I don’t worry too much about it. When the state, the church and the extended family all turn their back, there really wasn’t anything which I, a little kid, could have done.

Sometimes, though, I think back, what would have happened? But I don’t think about it too much. That doesn’t help me now.

And I didn’t blow my stepfather’s brains out at my mother’s urging.

And then I was expected to be a normal student, a normal wife and mother, a normal working, functional, productive member of society.
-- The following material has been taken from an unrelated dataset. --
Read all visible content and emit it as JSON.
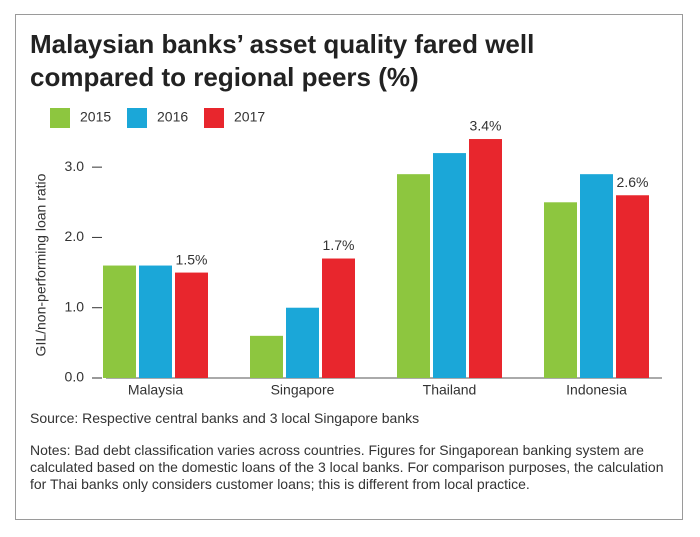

Still working on it. :cool: :eek: :frowning:

I wish I would have followed through on teaching English overseas.

Yeah, I had the same thing happen to me. Her name was Penny and I had a crush on her from 5th grade through high school. I never once had the balls to ask her out, and I should have because she turned out as an adult to be one of the nicest people ever. We are friends today.

I scored a 99%+ on the ASVAB (Armed Services test for vocational training.) The recruiters tried really hard to get me in, telling me that I had my choice of any profession. I chose not to go into the military.

I also chose not to stay in Knoxville after my father died. Left the family business, moved 1,200 miles away.